CARACAS – Venezuela mulai melakukan pemakaman massal korban gempa di La Guaira, utara Caracas, setelah operasi pencarian korban selamat memasuki tahap akhir. Bencana itu telah menewaskan 3.342 orang, melukai 16.700 orang, dan menyisakan ribuan warga yang masih hilang.
Gempa kembar yang mengguncang wilayah tersebut pada 24 Juni 2026 meruntuhkan puluhan bangunan di kawasan pesisir. Bertambahnya jumlah korban membuat pemerintah mempercepat proses identifikasi serta pemakaman jenazah.
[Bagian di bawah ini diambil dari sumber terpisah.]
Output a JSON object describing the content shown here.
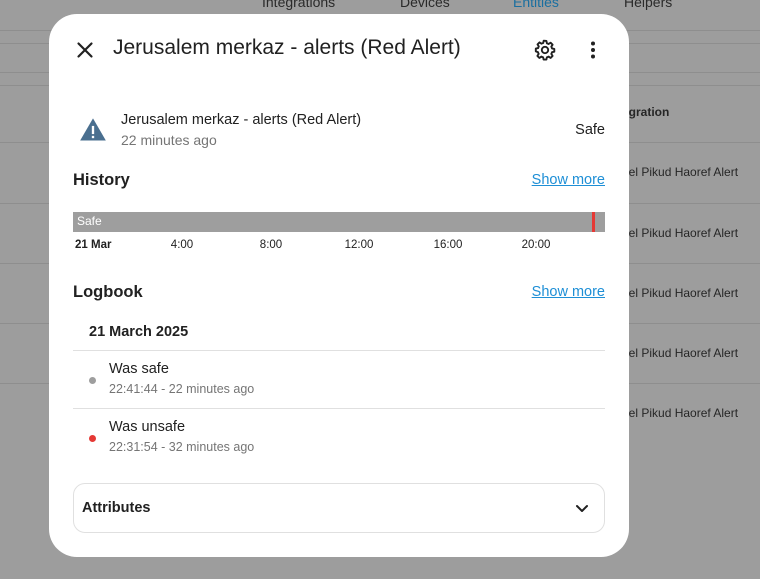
{
  "background": {
    "tabs": [
      "Integrations",
      "Devices",
      "Entities",
      "Helpers"
    ],
    "column_header": "egration",
    "rows": [
      "ael Pikud Haoref Alert",
      "ael Pikud Haoref Alert",
      "ael Pikud Haoref Alert",
      "ael Pikud Haoref Alert",
      "ael Pikud Haoref Alert"
    ]
  },
  "dialog": {
    "title": "Jerusalem merkaz - alerts (Red Alert)",
    "close_icon": "close-icon",
    "settings_icon": "gear-icon",
    "more_icon": "more-vertical-icon"
  },
  "entity": {
    "icon": "alert-triangle-icon",
    "name": "Jerusalem merkaz - alerts (Red Alert)",
    "time": "22 minutes ago",
    "state": "Safe"
  },
  "history": {
    "title": "History",
    "show_more": "Show more",
    "bar_label": "Safe",
    "ticks": [
      "21 Mar",
      "4:00",
      "8:00",
      "12:00",
      "16:00",
      "20:00"
    ]
  },
  "logbook": {
    "title": "Logbook",
    "show_more": "Show more",
    "date": "21 March 2025",
    "entries": [
      {
        "title": "Was safe",
        "subtitle": "22:41:44 - 22 minutes ago",
        "color": "#9e9e9e"
      },
      {
        "title": "Was unsafe",
        "subtitle": "22:31:54 - 32 minutes ago",
        "color": "#e53935"
      }
    ]
  },
  "attributes": {
    "label": "Attributes",
    "icon": "chevron-down-icon"
  },
  "colors": {
    "accent": "#1e8fd6",
    "alert_red": "#e53935",
    "safe_gray": "#9e9e9e",
    "warning_icon": "#4a6f8f"
  }
}
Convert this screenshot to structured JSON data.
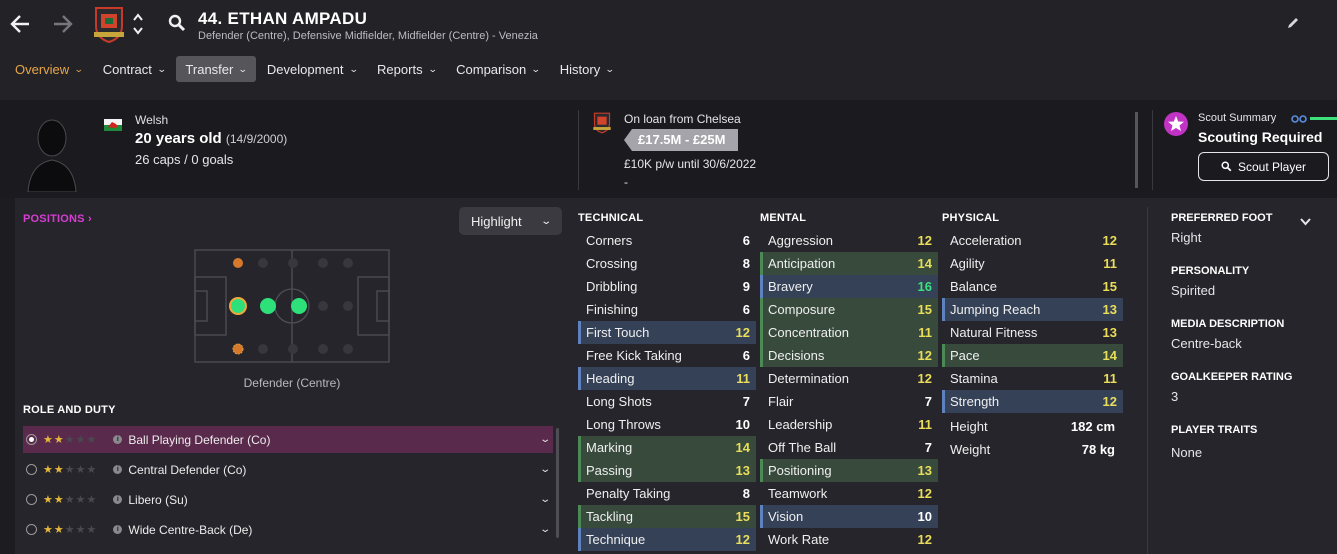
{
  "header": {
    "title": "44. ETHAN AMPADU",
    "subtitle": "Defender (Centre), Defensive Midfielder, Midfielder (Centre) - Venezia"
  },
  "tabs": [
    {
      "label": "Overview"
    },
    {
      "label": "Contract"
    },
    {
      "label": "Transfer"
    },
    {
      "label": "Development"
    },
    {
      "label": "Reports"
    },
    {
      "label": "Comparison"
    },
    {
      "label": "History"
    }
  ],
  "info": {
    "nationality": "Welsh",
    "age": "20 years old",
    "dob": "(14/9/2000)",
    "caps": "26 caps / 0 goals",
    "loan": "On loan from Chelsea",
    "value": "£17.5M - £25M",
    "wage": "£10K p/w until 30/6/2022",
    "dash": "-",
    "scout_label": "Scout Summary",
    "scout_status": "Scouting Required",
    "scout_button": "Scout Player"
  },
  "positions": {
    "header": "POSITIONS",
    "highlight": "Highlight",
    "position_label": "Defender (Centre)"
  },
  "roles": {
    "header": "ROLE AND DUTY",
    "items": [
      {
        "label": "Ball Playing Defender (Co)",
        "stars": 2,
        "selected": true
      },
      {
        "label": "Central Defender (Co)",
        "stars": 2,
        "selected": false
      },
      {
        "label": "Libero (Su)",
        "stars": 2,
        "selected": false
      },
      {
        "label": "Wide Centre-Back (De)",
        "stars": 2,
        "selected": false
      }
    ]
  },
  "technical": {
    "header": "TECHNICAL",
    "rows": [
      {
        "name": "Corners",
        "value": "6",
        "hl": ""
      },
      {
        "name": "Crossing",
        "value": "8",
        "hl": ""
      },
      {
        "name": "Dribbling",
        "value": "9",
        "hl": ""
      },
      {
        "name": "Finishing",
        "value": "6",
        "hl": ""
      },
      {
        "name": "First Touch",
        "value": "12",
        "hl": "blue"
      },
      {
        "name": "Free Kick Taking",
        "value": "6",
        "hl": ""
      },
      {
        "name": "Heading",
        "value": "11",
        "hl": "blue"
      },
      {
        "name": "Long Shots",
        "value": "7",
        "hl": ""
      },
      {
        "name": "Long Throws",
        "value": "10",
        "hl": ""
      },
      {
        "name": "Marking",
        "value": "14",
        "hl": "green"
      },
      {
        "name": "Passing",
        "value": "13",
        "hl": "green"
      },
      {
        "name": "Penalty Taking",
        "value": "8",
        "hl": ""
      },
      {
        "name": "Tackling",
        "value": "15",
        "hl": "green"
      },
      {
        "name": "Technique",
        "value": "12",
        "hl": "blue"
      }
    ]
  },
  "mental": {
    "header": "MENTAL",
    "rows": [
      {
        "name": "Aggression",
        "value": "12",
        "hl": ""
      },
      {
        "name": "Anticipation",
        "value": "14",
        "hl": "green"
      },
      {
        "name": "Bravery",
        "value": "16",
        "hl": "blue"
      },
      {
        "name": "Composure",
        "value": "15",
        "hl": "green"
      },
      {
        "name": "Concentration",
        "value": "11",
        "hl": "green"
      },
      {
        "name": "Decisions",
        "value": "12",
        "hl": "green"
      },
      {
        "name": "Determination",
        "value": "12",
        "hl": ""
      },
      {
        "name": "Flair",
        "value": "7",
        "hl": ""
      },
      {
        "name": "Leadership",
        "value": "11",
        "hl": ""
      },
      {
        "name": "Off The Ball",
        "value": "7",
        "hl": ""
      },
      {
        "name": "Positioning",
        "value": "13",
        "hl": "green"
      },
      {
        "name": "Teamwork",
        "value": "12",
        "hl": ""
      },
      {
        "name": "Vision",
        "value": "10",
        "hl": "blue"
      },
      {
        "name": "Work Rate",
        "value": "12",
        "hl": ""
      }
    ]
  },
  "physical": {
    "header": "PHYSICAL",
    "rows": [
      {
        "name": "Acceleration",
        "value": "12",
        "hl": ""
      },
      {
        "name": "Agility",
        "value": "11",
        "hl": ""
      },
      {
        "name": "Balance",
        "value": "15",
        "hl": ""
      },
      {
        "name": "Jumping Reach",
        "value": "13",
        "hl": "blue"
      },
      {
        "name": "Natural Fitness",
        "value": "13",
        "hl": ""
      },
      {
        "name": "Pace",
        "value": "14",
        "hl": "green"
      },
      {
        "name": "Stamina",
        "value": "11",
        "hl": ""
      },
      {
        "name": "Strength",
        "value": "12",
        "hl": "blue"
      }
    ],
    "height_label": "Height",
    "height_value": "182 cm",
    "weight_label": "Weight",
    "weight_value": "78 kg"
  },
  "sidebar": {
    "foot_label": "PREFERRED FOOT",
    "foot_value": "Right",
    "personality_label": "PERSONALITY",
    "personality_value": "Spirited",
    "media_label": "MEDIA DESCRIPTION",
    "media_value": "Centre-back",
    "gk_label": "GOALKEEPER RATING",
    "gk_value": "3",
    "traits_label": "PLAYER TRAITS",
    "traits_value": "None"
  },
  "colors": {
    "accent": "#e8a64a",
    "positions_link": "#d63ed3",
    "attr_high": "#3ee07c",
    "attr_mid": "#e9dd5a"
  }
}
“Para pejabat mulai menguburkan puluhan jenazah yang belum teridentifikasi, sementara ribuan orang masih dinyatakan hilang,” demikian laporan media AFP, dikutip Senin(6/7/26).
Masuki Fase Pemakaman Korban
Tim penyelamat internasional mulai mengakhiri operasi pencarian setelah peluang menemukan korban selamat terus menurun. Penanganan bencana kini berfokus pada identifikasi korban dan pemulihan wilayah terdampak.
Keluarga korban terus mendatangi lokasi bencana untuk mencari anggota keluarga yang belum ditemukan. Petugas juga menyerahkan jenazah yang telah berhasil diidentifikasi kepada pihak keluarga.
Peralihan penanganan tersebut menandai berakhirnya fase tanggap darurat. Ribuan warga masih tercatat hilang sehingga proses pendataan tetap berlangsung.
Ratusan Jenazah Belum Teridentifikasi
Wartawan AFP melaporkan lebih dari 150 jenazah dimakamkan di pemakaman La Esperanza, La Guaira. Seluruh jenazah itu belum berhasil diidentifikasi hingga proses pemakaman dilakukan.
Pemakaman berlangsung 11 hari setelah gempa mengguncang wilayah tersebut. Bencana itu menjadi salah satu gempa paling mematikan di Amerika Latin dalam beberapa tahun terakhir.
Pemerintah Venezuela melanjutkan identifikasi korban, pendataan warga yang masih hilang, serta pemulihan daerah terdampak. Otoritas juga terus berkoordinasi dengan berbagai pihak untuk menangani kebutuhan para penyintas dan keluarga korban.